Automated machine learning (AutoML) is the term used for the technology automating the end-to-end process of applying machine learning to real-world problems. A typical machine learning problem requires a dataset that consists of some input data on which a training model is needed to be built. The input data may not be in such a form that all machine learning algorithms may be applied to it. An ML expert needs to implement the appropriate procedures (including data preprocessing steps, feature scaling, feature extraction), resulting in a dataset suitable for machine learning. Building the model involves the selection of the best algorithm for maximizing performance from the dataset. Many of these steps are often beyond the abilities of non-experts. Considering this in mind, AutoML was proposed as an Artificial Intelligence-based solution to the gruesome challenge of applying machine learning.

What is the Need for AutoML?

The idea of AutoML took off with the development in the field of Artificial Intelligence. It all took shape when Jeff Dean, Google’s Head of AI, suggested that “100x computational power could replace the need for machine learning expertise”. This raised several questions:

Do hundreds of thousands of developers need to “design new neural nets for their particular needs,” or is there an effective way for Neural Networks to generalize similar problems? Or can a large amount of computation power replace machine learning expertise?

Clearly, the answer is NO. Many factors support the idea of AutoML:

  • Shortage of machine learning expertise
  • Machine-Learning expertise is cost-inefficient

For large organizations requiring high efficiency, AutoML cannot replace a machine learning expert, but it can be cost-effective and can be useful for smaller organizations.

Applications of AutoML

AutoML can be used for the following tasks:

  • Automated Data Preparation
    It Involves column type detection, intent detection, and automated task detection within the dataset.
  • Feature Engineering
    It includes Feature Scaling, meta-learning, and feature selection.
  • Automated Model Selection
    AutoML can help in model selection.
  • Automated problem checking
    Problem checking and debugging can be automated.
  • Automated analysis of results obtained
    Applying wonders of AI can save time and capital.

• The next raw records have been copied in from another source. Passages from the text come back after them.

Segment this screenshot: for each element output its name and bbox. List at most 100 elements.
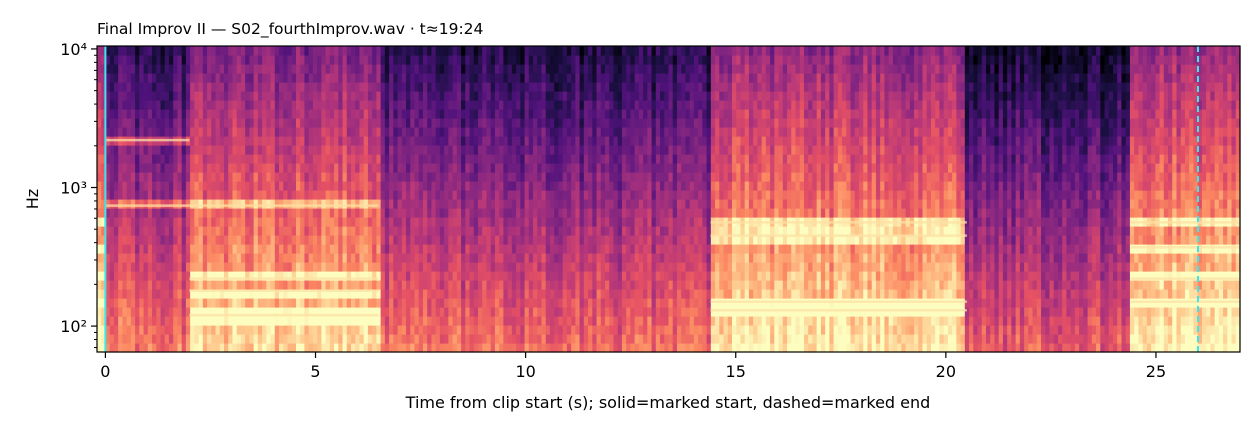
spectrogram-cell: [122, 262, 128, 272]
spectrogram-cell: [329, 127, 335, 137]
spectrogram-cell: [101, 100, 107, 110]
spectrogram-cell: [97, 100, 102, 110]
spectrogram-cell: [465, 226, 471, 236]
spectrogram-cell: [448, 235, 454, 245]
spectrogram-cell: [389, 55, 394, 65]
spectrogram-cell: [228, 253, 234, 263]
spectrogram-cell: [520, 271, 526, 281]
spectrogram-cell: [507, 190, 513, 200]
spectrogram-cell: [168, 100, 174, 110]
spectrogram-cell: [702, 334, 708, 344]
spectrogram-cell: [215, 298, 221, 308]
spectrogram-cell: [444, 307, 449, 317]
spectrogram-cell: [456, 307, 462, 317]
spectrogram-cell: [211, 190, 217, 200]
spectrogram-cell: [541, 73, 547, 83]
spectrogram-cell: [173, 262, 179, 272]
spectrogram-cell: [372, 280, 377, 290]
spectrogram-cell: [287, 307, 293, 317]
spectrogram-cell: [363, 253, 369, 263]
spectrogram-cell: [97, 145, 102, 155]
spectrogram-cell: [228, 280, 234, 290]
spectrogram-cell: [422, 109, 428, 119]
spectrogram-cell: [173, 91, 179, 101]
spectrogram-cell: [579, 298, 585, 308]
spectrogram-cell: [588, 199, 593, 209]
spectrogram-cell: [164, 190, 170, 200]
spectrogram-cell: [202, 235, 208, 245]
spectrogram-cell: [533, 109, 538, 119]
spectrogram-cell: [351, 226, 356, 236]
spectrogram-cell: [710, 262, 716, 272]
spectrogram-cell: [130, 253, 136, 263]
spectrogram-cell: [651, 271, 657, 281]
spectrogram-cell: [655, 280, 661, 290]
spectrogram-cell: [630, 217, 636, 227]
spectrogram-cell: [465, 64, 471, 74]
spectrogram-cell: [435, 316, 441, 326]
spectrogram-cell: [579, 127, 585, 137]
spectrogram-cell: [643, 253, 648, 263]
spectrogram-cell: [312, 226, 318, 236]
spectrogram-cell: [461, 262, 466, 272]
spectrogram-cell: [207, 226, 212, 236]
spectrogram-cell: [101, 163, 107, 173]
spectrogram-cell: [435, 325, 441, 335]
spectrogram-cell: [698, 127, 703, 137]
spectrogram-cell: [685, 334, 691, 344]
spectrogram-cell: [253, 280, 259, 290]
spectrogram-cell: [300, 127, 306, 137]
spectrogram-cell: [190, 235, 195, 245]
spectrogram-cell: [168, 199, 174, 209]
spectrogram-cell: [215, 181, 221, 191]
spectrogram-cell: [537, 127, 543, 137]
spectrogram-cell: [185, 325, 191, 335]
spectrogram-cell: [342, 199, 348, 209]
spectrogram-cell: [452, 334, 458, 344]
spectrogram-cell: [300, 55, 306, 65]
spectrogram-cell: [397, 325, 403, 335]
spectrogram-cell: [511, 217, 517, 227]
spectrogram-cell: [418, 181, 424, 191]
spectrogram-cell: [101, 271, 107, 281]
spectrogram-cell: [715, 316, 720, 326]
spectrogram-cell: [566, 325, 572, 335]
spectrogram-cell: [664, 172, 670, 182]
spectrogram-cell: [427, 109, 433, 119]
spectrogram-cell: [672, 91, 678, 101]
spectrogram-cell: [338, 82, 344, 92]
spectrogram-cell: [342, 235, 348, 245]
spectrogram-cell: [668, 190, 674, 200]
spectrogram-cell: [655, 91, 661, 101]
spectrogram-cell: [367, 64, 373, 74]
spectrogram-cell: [351, 307, 356, 317]
spectrogram-cell: [478, 235, 483, 245]
spectrogram-cell: [266, 298, 272, 308]
spectrogram-cell: [240, 199, 246, 209]
spectrogram-cell: [414, 118, 420, 128]
spectrogram-cell: [283, 118, 289, 128]
spectrogram-cell: [715, 163, 720, 173]
spectrogram-cell: [469, 262, 475, 272]
spectrogram-cell: [359, 235, 365, 245]
spectrogram-cell: [710, 280, 716, 290]
spectrogram-cell: [384, 127, 390, 137]
spectrogram-cell: [478, 253, 483, 263]
spectrogram-cell: [698, 163, 703, 173]
spectrogram-cell: [185, 271, 191, 281]
spectrogram-cell: [334, 172, 339, 182]
spectrogram-cell: [710, 91, 716, 101]
spectrogram-cell: [676, 343, 682, 353]
spectrogram-cell: [143, 334, 149, 344]
spectrogram-cell: [456, 127, 462, 137]
spectrogram-cell: [422, 271, 428, 281]
spectrogram-cell: [384, 145, 390, 155]
spectrogram-cell: [630, 91, 636, 101]
spectrogram-cell: [452, 307, 458, 317]
spectrogram-cell: [101, 46, 107, 56]
spectrogram-cell: [503, 145, 509, 155]
spectrogram-cell: [482, 298, 488, 308]
spectrogram-cell: [427, 280, 433, 290]
spectrogram-cell: [469, 280, 475, 290]
spectrogram-cell: [427, 82, 433, 92]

Popular AutoML Libraries like Featuretools, Auto-sklearn, MLBox, TPOT, H2O, Auto-Keras are the ones contributing to enhanced AutoML experience.

Advantages of AutoML

  • The installation of the libraries is effortless.
  • The introduction of Cloud AutoML has speeded up the development of AutoML.
  • Cost-effective, and Labour-efficient.
  • Require a lower level of expertise.

Limitations of AutoML

Although coming with a set of advantages, advanced AutoML introduces the concept of hyperparameters, which are itself needed to be learnt. AutoML can be usefully incorporated for doing a task that can be generalized, but for functions that are unique and require some level of expertise, AutoML turns out to be a disaster.

Future of AutoML

Automated Machine Learning (AutoML) has been gaining traction within the Data Science community. This surge of interest is reflected in the development and release of numerous open-source AutoML libraries, which are mentioned above, and on the emergence of businesses focused on building and commercializing AutoML systems (like DataRobot, DarwinAI,, AutoML is a hot topic for the industry, but it is not all-set for replacing data scientists from existence. Besides the difficulty of automating many of the data science tasks, its sole purpose is to assist data scientists and free them from the burden of repetitive, and less demanding jobs that can be generalized, so they can invest their time on tasks that are more challenging, creative, and harder to automate.

Concluding, we live in an era where the growth of data beats our ability to make sense of it. AutoML is an exciting technological field that has been in the spotlight and which promises to mitigate this problem through the development in the sector of Artificial Intelligence.

We expect significant strides of progress in this field in the near future, and we recognize the help of AutoML systems in solving many of the challenges that we face out there.